Moments based inference in small samples

Abstract

In this work we propose a nonparametric estimator for parameters which are embodied in given moment conditions. Here we are interested in small samples problems. We analyze conditions under which it is possible to represent the distribution of data points conditional on their relative frequencies as a multinomial distribution. We derive the posterior distribution for the relative frequencies of the observed data points via Bayes’ Law and specifying a Dirichlet objective prior, the latter is obtained matching the prior modes for unknown relative frequencies with the optimal weights computed under a special form of the Empirical Likelihood estimator for the parameters of interest. The prior specification proposed has an interesting interpretation in terms of information-theoretic arguments.
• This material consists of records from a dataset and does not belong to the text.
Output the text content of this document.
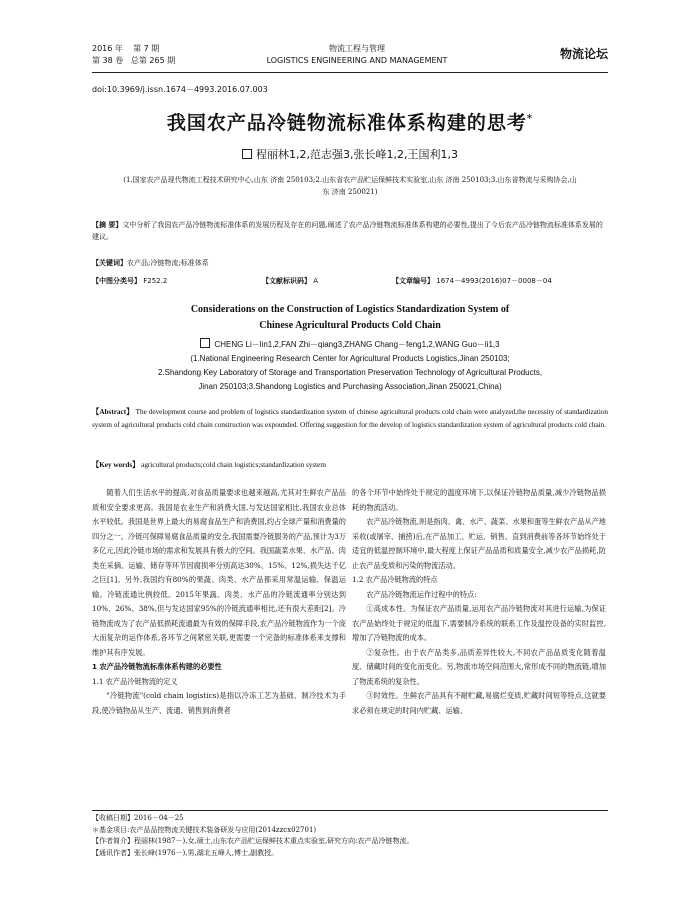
2016 年    第 7 期
第 38 卷   总第 265 期
物流工程与管理
LOGISTICS ENGINEERING AND MANAGEMENT	物流论坛
doi:10.3969/j.issn.1674－4993.2016.07.003
我国农产品冷链物流标准体系构建的思考*
程丽林1,2,范志强3,张长峰1,2,王国利1,3
(1.国家农产品现代物流工程技术研究中心,山东 济南 250103;2.山东省农产品贮运保鲜技术实验室,山东 济南 250103;3.山东省物流与采购协会,山东 济南 250021)
【摘 要】文中分析了我国农产品冷链物流标准体系的发展历程及存在的问题,阐述了农产品冷链物流标准体系构建的必要性,提出了今后农产品冷链物流标准体系发展的建议。
【关键词】农产品;冷链物流;标准体系
【中图分类号】 F252.2	【文献标识码】 A	【文章编号】 1674－4993(2016)07－0008－04
Considerations on the Construction of Logistics Standardization System of
Chinese Agricultural Products Cold Chain
CHENG Li－lin1,2,FAN Zhi－qiang3,ZHANG Chang－feng1,2,WANG Guo－li1,3
(1.National Engineering Research Center for Agricultural Products Logistics,Jinan 250103;
2.Shandong Key Laboratory of Storage and Transportation Preservation Technology of Agricultural Products,
Jinan 250103;3.Shandong Logistics and Purchasing Association,Jinan 250021,China)
【Abstract】 The development course and problem of logistics standardization system of chinese agricultural products cold chain were analyzed,the necessity of standardization system of agricultural products cold chain construction was expounded. Offering suggestion for the develop of logistics standardization system of agricultural products cold chain.
【Key words】 agricultural products;cold chain logistics;standardization system

随着人们生活水平的提高,对食品质量要求也越来越高,尤其对生鲜农产品品质和安全要求更高。我国是农业生产和消费大国,与发达国家相比,我国农业总体水平较低。我国是世界上最大的易腐食品生产和消费国,约占全球产量和消费量的四分之一。冷链可保障易腐食品质量的安全,我国需要冷链服务的产品,预计为3万多亿元,因此冷链市场的需求和发展具有极大的空间。我国蔬菜水果、水产品、肉类在采摘、运输、储存等环节因腐损率分别高达30%、15%、12%,损失达千亿之巨[1]。另外,我国约有80%的果蔬、肉类、水产品都采用常温运输、保温运输。冷链流通比例较低。2015年果蔬、肉类、水产品的冷链流通率分别达到10%、26%、38%,但与发达国家95%的冷链流通率相比,还有很大差距[2]。冷链物流成为了农产品低损耗流通最为有效的保障手段,农产品冷链物流作为一个庞大而复杂的运作体系,各环节之间紧密关联,更需要一个完备的标准体系来支撑和维护其有序发展。

1 农产品冷链物流标准体系构建的必要性

1.1 农产品冷链物流的定义

"冷链物流"(cold chain logistics)是指以冷冻工艺为基础、制冷技术为手段,使冷链物品从生产、流通、销售到消费者

的各个环节中始终处于规定的温度环境下,以保证冷链物品质量,减少冷链物品损耗的物流活动。

农产品冷链物流,则是指肉、禽、水产、蔬菜、水果和蛋等生鲜农产品从产地采收(或屠宰、捕捞)后,在产品加工、贮运、销售、直到消费前等各环节始终处于适宜的低温控制环境中,最大程度上保证产品品质和质量安全,减少农产品损耗,防止农产品变质和污染的物流活动。

1.2 农产品冷链物流的特点

农产品冷链物流运作过程中的特点:

①高成本性。为保证农产品质量,运用农产品冷链物流对其进行运输,为保证农产品始终处于规定的低温下,需要制冷系统的联系工作及温控设备的实时监控,增加了冷链物流的成本。

②复杂性。由于农产品类多,品质差异性较大,不同农产品品质变化随着温度、储藏时间的变化而变化。另,物流市场空间范围大,常形成不同的物流链,增加了物流系统的复杂性。

③时效性。生鲜农产品具有不耐贮藏,易腐烂变质,贮藏时间短等特点,这就要求必须在规定的时间内贮藏、运输、

【收稿日期】2016－04－25
＊基金项目:农产品品控物流关键技术装备研发与应用(2014zzcx02701)
【作者简介】程丽林(1987－),女,硕士,山东农产品贮运保鲜技术重点实验室,研究方向:农产品冷链物流。
【通讯作者】张长峰(1976－),男,湖北五峰人,博士,副教授。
The estimators we construct in this paper share the general idea with the Bayesian Bootstrap by Rubin (1981), however its derivation starts from a different point o view, and also the prior specification over the distribution function of the data is objectively derived via Empirical Likelihood methods. We propose a Monte Carlo algorithm to derive a distribution for the parameters of interest based on the derived posterior for the relative frequencies of data points. A simulated toy example shows that in small sample the estimation proposed is more accurate than alternative non-bayesian nonparametric methods. Future works will include an asymptotic analysis of the proposed estimator, as well as more complex simulated validations for small samples.